The FDA conducted an inspection of Kuiper Dairy, LLC from October 30 to November 2, 2012, identifying significant violations of the Federal Food, Drug, and Cosmetic Act. The primary finding was the sale of an adulterated dairy cow for slaughter, with tissue samples revealing penicillin residues at 1.16 ppm, significantly exceeding the 0.05 ppm tolerance (21 C.F.R. 556.510), thus violating FD&C Act section 402(a)(2)(C)(ii). Further, the dairy held animals under inadequate conditions, increasing the likelihood of medicated animals with harmful drug residues entering the food supply, which constitutes adulteration under FD&C Act section 402(a)(4). The firm also adulterated the new animal drug (b)(4) (penicillin G procaine) by not using it according to its approved labeling.
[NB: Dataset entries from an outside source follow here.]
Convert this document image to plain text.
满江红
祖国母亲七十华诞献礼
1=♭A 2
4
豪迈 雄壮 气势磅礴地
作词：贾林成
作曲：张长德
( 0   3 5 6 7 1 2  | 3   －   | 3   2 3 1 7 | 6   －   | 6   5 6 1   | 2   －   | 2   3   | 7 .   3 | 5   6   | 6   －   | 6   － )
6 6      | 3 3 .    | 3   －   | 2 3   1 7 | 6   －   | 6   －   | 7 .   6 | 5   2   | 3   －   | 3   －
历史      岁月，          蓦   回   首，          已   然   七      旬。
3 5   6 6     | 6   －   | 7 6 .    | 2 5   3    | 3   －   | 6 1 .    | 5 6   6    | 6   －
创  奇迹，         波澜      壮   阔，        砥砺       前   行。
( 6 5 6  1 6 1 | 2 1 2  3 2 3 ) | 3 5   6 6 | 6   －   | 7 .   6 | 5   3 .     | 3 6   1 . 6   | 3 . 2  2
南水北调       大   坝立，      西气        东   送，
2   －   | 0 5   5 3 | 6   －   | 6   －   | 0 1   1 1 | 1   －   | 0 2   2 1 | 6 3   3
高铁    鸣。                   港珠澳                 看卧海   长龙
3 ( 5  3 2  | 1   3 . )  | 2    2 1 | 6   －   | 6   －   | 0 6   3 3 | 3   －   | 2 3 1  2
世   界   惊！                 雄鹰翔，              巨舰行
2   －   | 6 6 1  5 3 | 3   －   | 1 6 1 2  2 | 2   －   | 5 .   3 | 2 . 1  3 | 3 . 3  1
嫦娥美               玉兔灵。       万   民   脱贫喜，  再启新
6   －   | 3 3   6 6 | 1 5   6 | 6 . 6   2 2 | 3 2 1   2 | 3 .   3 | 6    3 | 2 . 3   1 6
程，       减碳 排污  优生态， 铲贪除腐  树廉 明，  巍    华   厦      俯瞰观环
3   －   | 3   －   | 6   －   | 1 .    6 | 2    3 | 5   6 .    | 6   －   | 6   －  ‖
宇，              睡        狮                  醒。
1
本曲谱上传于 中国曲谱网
Specifically, extralabel use of this drug occurred without the supervision of a licensed veterinarian, violating 21 C.F.R. 530.11(a), and resulted in illegal drug residues, violating 21 C.F.R. 530.11(d). These actions rendered the drug unsafe and adulterated under FD&C Act sections 512(a) and 501(a)(5). FDA acknowledged the firm's November 7, 2012, response but deemed it lacking sufficient detail for evaluation, stating corrections would be verified during a subsequent inspection. Kuiper Dairy is required to take prompt corrective actions, establish preventative procedures, and provide a detailed written response within fifteen working days, outlining steps taken or planned, with supporting documentation, to avoid potential regulatory actions like seizure or injunction.